The Saviour gave him this joy, this strength, this peace, this ability to face something horrible with joy, and with victory. And the Lord took him just like that, in the middle of the night. No-one expected anything. The Lord took him just like that. Well, how merciful can you get, because anything having to do with colon cancer is unpleasant, to make a real understatement. The Lord spared him, and his family such an ordeal. Yet we know by his love, by his faith, by his confidence in Jesus Christ, that he would have lived through that, he would have endured it as he went through everything – with love, and confidence in Jesus Christ, and with joy.

We are full of heartache right now, and we are full of tears, mixed with joy, in the Orthodox way. It can’t be otherwise, as long as we remember the fundamental: that the love of Jesus Christ, and joy in the hope of the Resurrection (which the texts are assuring us about), all have meaning. It’s not some sort of crazy, philosophical idea. It is reality. Father John lived, and lives that reality. We are following with him in the same path, loving the same Jesus Christ with him. We have him, with many others now, to intercede for us, and to support us in the work that we have to do.

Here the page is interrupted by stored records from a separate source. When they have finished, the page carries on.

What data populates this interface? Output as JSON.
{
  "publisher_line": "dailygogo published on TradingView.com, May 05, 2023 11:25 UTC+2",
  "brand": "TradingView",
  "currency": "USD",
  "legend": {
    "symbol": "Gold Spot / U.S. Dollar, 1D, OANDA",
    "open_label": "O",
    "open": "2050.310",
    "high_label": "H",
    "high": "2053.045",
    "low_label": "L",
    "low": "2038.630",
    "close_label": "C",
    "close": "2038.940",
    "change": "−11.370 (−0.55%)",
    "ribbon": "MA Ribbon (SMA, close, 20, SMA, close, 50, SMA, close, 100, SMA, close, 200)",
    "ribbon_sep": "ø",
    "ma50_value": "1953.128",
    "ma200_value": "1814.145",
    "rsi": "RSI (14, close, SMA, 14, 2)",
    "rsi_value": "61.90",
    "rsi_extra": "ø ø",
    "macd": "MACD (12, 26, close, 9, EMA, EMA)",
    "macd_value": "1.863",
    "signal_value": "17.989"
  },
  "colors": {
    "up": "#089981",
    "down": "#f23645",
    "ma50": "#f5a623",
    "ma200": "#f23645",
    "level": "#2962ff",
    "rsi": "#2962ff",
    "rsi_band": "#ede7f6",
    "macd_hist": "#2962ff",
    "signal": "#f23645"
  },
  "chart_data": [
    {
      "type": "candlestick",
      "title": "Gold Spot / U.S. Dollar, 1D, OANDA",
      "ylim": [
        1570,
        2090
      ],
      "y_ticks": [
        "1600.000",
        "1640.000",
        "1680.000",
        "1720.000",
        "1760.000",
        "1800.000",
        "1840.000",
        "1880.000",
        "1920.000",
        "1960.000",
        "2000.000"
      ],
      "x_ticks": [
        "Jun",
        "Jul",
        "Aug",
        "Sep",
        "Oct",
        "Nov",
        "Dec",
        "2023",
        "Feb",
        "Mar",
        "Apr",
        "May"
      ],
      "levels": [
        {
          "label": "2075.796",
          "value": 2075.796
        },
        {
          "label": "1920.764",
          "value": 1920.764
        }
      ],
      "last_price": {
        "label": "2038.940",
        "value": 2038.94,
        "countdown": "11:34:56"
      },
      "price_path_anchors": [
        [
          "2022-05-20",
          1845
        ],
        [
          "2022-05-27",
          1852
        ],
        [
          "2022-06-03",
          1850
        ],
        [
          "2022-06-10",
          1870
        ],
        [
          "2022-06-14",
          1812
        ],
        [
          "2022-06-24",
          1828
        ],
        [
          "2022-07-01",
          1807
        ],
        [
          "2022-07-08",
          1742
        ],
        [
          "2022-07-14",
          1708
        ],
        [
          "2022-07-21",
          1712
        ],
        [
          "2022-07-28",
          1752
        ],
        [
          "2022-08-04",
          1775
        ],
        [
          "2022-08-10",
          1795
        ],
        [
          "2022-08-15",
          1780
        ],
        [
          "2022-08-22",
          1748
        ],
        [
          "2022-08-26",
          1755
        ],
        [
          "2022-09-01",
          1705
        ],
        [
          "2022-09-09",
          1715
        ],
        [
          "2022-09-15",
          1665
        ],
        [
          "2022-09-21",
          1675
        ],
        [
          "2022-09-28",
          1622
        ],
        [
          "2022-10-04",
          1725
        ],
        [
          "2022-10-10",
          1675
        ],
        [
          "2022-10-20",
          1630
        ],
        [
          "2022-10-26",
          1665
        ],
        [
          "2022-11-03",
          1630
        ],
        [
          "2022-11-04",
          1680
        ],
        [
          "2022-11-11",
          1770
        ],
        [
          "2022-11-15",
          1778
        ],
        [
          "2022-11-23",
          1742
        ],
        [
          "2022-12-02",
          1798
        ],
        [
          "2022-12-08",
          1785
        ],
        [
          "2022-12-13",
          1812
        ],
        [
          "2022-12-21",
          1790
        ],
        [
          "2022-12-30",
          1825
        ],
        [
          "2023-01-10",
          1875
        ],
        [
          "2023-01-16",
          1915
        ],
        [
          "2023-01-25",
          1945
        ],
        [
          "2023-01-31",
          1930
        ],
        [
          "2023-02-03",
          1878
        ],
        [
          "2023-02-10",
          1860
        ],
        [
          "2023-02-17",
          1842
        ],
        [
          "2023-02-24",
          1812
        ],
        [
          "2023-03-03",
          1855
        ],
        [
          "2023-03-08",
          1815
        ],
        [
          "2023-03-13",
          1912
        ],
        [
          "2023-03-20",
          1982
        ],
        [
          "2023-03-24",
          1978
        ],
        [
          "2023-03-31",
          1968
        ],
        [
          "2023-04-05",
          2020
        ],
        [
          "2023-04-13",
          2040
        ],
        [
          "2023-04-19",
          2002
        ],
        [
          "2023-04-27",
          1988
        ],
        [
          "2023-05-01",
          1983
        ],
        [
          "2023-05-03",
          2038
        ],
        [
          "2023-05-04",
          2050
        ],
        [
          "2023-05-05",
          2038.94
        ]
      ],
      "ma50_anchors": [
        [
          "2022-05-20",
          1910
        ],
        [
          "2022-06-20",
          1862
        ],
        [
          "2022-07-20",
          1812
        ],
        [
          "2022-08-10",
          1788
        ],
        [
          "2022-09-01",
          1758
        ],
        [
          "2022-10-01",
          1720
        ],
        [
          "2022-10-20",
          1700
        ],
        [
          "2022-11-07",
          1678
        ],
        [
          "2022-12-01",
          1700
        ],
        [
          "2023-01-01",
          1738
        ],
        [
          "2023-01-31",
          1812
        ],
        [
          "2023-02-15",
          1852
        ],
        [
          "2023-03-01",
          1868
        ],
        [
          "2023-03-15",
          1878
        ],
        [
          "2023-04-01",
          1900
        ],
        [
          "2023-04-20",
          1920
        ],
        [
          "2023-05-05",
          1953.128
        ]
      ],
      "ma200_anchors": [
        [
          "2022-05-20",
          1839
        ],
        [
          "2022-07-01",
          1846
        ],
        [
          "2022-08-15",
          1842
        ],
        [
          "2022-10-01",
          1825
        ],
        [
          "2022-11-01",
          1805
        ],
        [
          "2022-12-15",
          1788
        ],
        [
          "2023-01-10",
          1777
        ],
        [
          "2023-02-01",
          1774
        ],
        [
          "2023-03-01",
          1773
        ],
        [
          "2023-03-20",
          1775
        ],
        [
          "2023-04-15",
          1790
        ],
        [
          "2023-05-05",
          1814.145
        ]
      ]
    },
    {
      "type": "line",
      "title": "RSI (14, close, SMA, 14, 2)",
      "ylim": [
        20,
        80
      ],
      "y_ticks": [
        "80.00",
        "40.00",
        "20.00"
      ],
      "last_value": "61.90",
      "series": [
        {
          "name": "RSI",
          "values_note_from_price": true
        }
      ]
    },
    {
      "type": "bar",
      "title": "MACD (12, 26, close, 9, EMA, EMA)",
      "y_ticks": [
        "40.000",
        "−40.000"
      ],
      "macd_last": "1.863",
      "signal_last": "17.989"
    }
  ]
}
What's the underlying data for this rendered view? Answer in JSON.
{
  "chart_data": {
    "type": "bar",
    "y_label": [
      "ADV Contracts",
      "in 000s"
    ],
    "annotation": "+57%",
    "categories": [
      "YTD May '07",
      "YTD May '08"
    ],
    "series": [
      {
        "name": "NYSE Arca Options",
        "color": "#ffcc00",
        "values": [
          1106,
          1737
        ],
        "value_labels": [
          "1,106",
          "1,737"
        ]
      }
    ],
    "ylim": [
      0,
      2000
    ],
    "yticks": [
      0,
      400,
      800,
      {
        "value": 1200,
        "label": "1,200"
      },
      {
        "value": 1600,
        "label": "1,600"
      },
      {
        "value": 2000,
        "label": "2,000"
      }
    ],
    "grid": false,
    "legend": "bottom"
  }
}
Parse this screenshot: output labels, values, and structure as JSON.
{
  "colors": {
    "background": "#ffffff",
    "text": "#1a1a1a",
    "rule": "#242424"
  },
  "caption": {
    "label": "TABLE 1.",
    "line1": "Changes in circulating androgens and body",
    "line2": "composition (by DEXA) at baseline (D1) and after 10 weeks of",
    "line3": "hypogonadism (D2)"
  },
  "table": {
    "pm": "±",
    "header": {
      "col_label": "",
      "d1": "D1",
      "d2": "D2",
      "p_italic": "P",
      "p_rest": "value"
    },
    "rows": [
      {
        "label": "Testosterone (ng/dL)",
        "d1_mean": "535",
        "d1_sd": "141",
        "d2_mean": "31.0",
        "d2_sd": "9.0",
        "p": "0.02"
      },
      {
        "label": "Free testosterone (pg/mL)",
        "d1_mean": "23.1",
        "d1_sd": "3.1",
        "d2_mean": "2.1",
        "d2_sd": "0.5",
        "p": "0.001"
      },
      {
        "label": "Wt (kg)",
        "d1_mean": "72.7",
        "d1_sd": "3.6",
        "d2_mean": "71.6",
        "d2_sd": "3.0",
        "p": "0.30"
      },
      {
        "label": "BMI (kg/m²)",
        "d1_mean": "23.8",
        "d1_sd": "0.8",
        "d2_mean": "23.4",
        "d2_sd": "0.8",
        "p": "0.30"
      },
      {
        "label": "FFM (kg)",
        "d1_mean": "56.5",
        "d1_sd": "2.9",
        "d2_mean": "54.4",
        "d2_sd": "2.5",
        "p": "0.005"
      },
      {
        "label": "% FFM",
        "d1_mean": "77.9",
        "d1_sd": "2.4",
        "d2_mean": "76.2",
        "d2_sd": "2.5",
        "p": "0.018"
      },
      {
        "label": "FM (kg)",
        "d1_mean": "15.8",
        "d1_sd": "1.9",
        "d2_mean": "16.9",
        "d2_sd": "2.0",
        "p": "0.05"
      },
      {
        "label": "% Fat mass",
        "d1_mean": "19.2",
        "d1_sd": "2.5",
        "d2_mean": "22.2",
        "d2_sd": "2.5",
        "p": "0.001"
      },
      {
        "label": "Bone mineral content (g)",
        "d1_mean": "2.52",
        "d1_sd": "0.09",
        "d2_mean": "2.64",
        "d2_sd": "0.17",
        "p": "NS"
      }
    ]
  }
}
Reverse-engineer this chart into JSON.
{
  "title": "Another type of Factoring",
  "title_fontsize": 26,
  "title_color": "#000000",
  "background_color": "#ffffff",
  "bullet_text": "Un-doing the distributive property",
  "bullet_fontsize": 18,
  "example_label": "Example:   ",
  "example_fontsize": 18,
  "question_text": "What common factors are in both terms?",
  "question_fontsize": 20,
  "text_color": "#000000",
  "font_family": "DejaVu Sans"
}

Let us not get lost in the cares of this world, but let us remember him, his faithfulness, his love, and be encouraged, ourselves, to persevere in the same love. Let us allow the Lord to give us the same joy, the same strength, and the same sense of direction, so that when our time comes, we will meet him there in the Kingdom of Heaven, with all those others whom we love, who have gone before us, and who are glorifying the Saviour. With them, we will unite our hearts, and our voices in eternal praise of our Saviour, Jesus Christ, in the Kingdom, together with His Father, who is from everlasting, and His all-holy, good, and life-giving Spirit, now, and ever, and unto the ages of ages. Amen.